Intisari-online.com - Lonjakan kasus Covid-19 di Indonesia dianggap sangat tinggi, bahkan tertinggi di Indonesia.
Padahal dalam hal ini Indonesia telah berupaya membagikan vaksin kepada beberapa penduduknya.
Hal ini menimbulkan kekhawatiran mengenai keefektifan vaksin Sinovac yang saat ini digunakan di Indonesia.
Banyak yang menilai, pemberian vaksin ini tidak memberikan perlindungan signifikan hingga menciptakan kekebalan kawanan.
Meski demikian, belakangan Menteri Kesehatan Indonesia, Budi Gunadi pun sempat memberikan pernyataannya terkait vaksin Sinovac tersebut.
Saat ini lonjakan kasus Covid-19 memang berawal dario varian baru yang dikenal dengan virus corona varian delta.
Melansir South China Morning Post, Faktanya, Indonesia bukan satu-satunya negara yang mengalami infeksi varian baru ini.
Beberapa negara lain seperti Inggris, dan Israel juga mencatatkan jumlah infeksi Covid-19 jenis baru ini.
Padahal, kedua negara ini berada di garis depan strategi vaksinasi Pfizer-BioNTech atau AstraZeneca, menurut SCMP.
"Masalahnya bukan pada tingkat efektivitas yang bervariasi antar vaksin, terutama karena varian Delta. Itu mempengaruhi setiap negara," kata Budi, dikutip dari SCMP pada 2 Juli.
"Memang benar jumlah infeksi meroket di Indonesia, tetapi Sinovac membantu mengurangi komplikasi dari berat ke ringan, dari ringan hingga tanpa gejala," katanya.
"Jumlah kematian pada gelombang infeksi ini berkurang secara signifikan dibandingkan gelombang pertama," imbuh Budi.

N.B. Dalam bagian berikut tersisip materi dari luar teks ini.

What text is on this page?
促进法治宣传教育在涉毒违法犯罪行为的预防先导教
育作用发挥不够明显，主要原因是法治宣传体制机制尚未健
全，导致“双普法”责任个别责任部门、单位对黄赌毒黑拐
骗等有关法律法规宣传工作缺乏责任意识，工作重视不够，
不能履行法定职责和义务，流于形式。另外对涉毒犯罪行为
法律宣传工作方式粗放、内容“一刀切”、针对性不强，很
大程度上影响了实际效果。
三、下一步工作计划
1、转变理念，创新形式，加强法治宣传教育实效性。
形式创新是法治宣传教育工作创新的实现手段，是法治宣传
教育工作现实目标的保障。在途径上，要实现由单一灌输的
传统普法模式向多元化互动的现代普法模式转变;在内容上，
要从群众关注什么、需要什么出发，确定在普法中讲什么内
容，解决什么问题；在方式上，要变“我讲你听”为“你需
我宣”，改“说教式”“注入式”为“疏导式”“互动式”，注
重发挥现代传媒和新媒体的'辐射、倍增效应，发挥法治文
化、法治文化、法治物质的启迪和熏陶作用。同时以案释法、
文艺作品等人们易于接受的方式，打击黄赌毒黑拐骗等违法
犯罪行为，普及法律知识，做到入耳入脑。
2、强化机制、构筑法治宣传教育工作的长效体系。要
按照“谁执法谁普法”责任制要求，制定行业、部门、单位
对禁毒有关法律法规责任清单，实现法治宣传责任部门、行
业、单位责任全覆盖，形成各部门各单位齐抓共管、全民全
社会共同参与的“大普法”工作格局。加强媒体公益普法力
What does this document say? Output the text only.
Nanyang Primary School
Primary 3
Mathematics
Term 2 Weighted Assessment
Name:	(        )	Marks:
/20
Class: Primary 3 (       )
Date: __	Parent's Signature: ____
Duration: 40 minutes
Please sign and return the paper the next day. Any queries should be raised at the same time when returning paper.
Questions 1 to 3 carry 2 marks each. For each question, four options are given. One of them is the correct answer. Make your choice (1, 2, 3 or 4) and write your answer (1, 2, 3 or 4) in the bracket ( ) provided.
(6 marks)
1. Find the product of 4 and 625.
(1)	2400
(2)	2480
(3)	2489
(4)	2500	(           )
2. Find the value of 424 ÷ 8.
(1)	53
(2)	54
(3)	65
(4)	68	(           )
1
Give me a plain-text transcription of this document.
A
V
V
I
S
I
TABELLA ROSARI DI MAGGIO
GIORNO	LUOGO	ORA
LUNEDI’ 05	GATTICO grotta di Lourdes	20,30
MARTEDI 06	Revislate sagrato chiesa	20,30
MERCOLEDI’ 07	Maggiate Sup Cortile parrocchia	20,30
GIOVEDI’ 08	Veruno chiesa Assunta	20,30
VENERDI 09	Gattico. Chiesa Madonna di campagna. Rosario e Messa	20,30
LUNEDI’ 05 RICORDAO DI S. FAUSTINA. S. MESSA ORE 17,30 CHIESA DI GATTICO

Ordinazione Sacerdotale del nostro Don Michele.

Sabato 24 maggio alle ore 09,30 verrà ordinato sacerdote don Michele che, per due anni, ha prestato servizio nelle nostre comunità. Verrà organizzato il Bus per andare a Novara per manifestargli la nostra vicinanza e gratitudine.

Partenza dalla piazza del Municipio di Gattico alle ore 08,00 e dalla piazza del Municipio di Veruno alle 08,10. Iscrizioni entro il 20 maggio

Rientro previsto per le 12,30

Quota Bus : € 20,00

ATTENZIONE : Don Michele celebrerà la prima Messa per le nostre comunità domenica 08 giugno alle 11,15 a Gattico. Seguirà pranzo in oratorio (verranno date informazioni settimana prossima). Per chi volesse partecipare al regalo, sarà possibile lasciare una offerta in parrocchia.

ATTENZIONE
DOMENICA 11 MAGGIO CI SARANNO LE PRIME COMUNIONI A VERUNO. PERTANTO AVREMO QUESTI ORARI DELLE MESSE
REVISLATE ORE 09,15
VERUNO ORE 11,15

Indonesia mencatat rekor peningkatan infeksi Covid-19 pada 2 Juli, dengan 25.830 infeksi baru dan 539 kematian.
Menteri Kesehatan Indonesia menegaskan bahwa negara tidak hanya bergantung pada Sinovac untuk mencapai tujuannya mengimunisasi semua 181,5 juta orang dewasa.
Baca Juga: Inilah Sederet Fakta tentang Vaksin Covid-19 untuk Anak di Indonesia, Apa Saja?
Namun, Pak Budi mengatakan Sinovac adalah satu-satunya perusahaan yang menjamin pengiriman pesanan vaksin lebih awal.
"AstraZeneca tidak berkomitmen untuk memberikan kami 50 juta dosis vaksin tahun ini karena masalahnya sendiri, hanya merespon 30 juta dosis, sisanya harus menunggu tahun depan," kata Budi.
Pekan ini, Indonesia diperkirakan akan menerima 4 juta dosis vaksin Moderna AS.
Gelombang pertama 50 juta dosis vaksin Pfizer-BioNTech akan dikirimkan ke Indonesia pada bulan Agustus.
Selain Sinovac, Indonesia akan menggunakan vaksin Pfizer-BioNTec untuk memvaksinasi anak usia 12-17 tahun.
Mulai 3 Juli, pulau Jawa dan Bali akan melakukan pembatasan kegiatan masyarakat atau dikenal dengan PPKM selama 18 hari, yang bertujuan untuk mengurangi jumlah infeksi menjadi kurang dari 10.000, kata Budi.
Namun, Pak Budi belum tahu kapan Indonesia bisa mengatasi gelombang kedua infeksi tersebut.
"Puncak wabahnya 5-7 minggu setelah Lebaran, artinya terjadi di awal bulan ini. Tapi karena varian Delta, bisa jadi sangat berbeda karena tingkat penularannya jauh lebih cepat," kata Budi.
"Sebenarnya, saya tidak tahu kapan Indonesia akan melewati gelombang kedua infeksi. Bahkan ahli epidemiologi membuat kesalahan dalam prediksi," jelas Budi.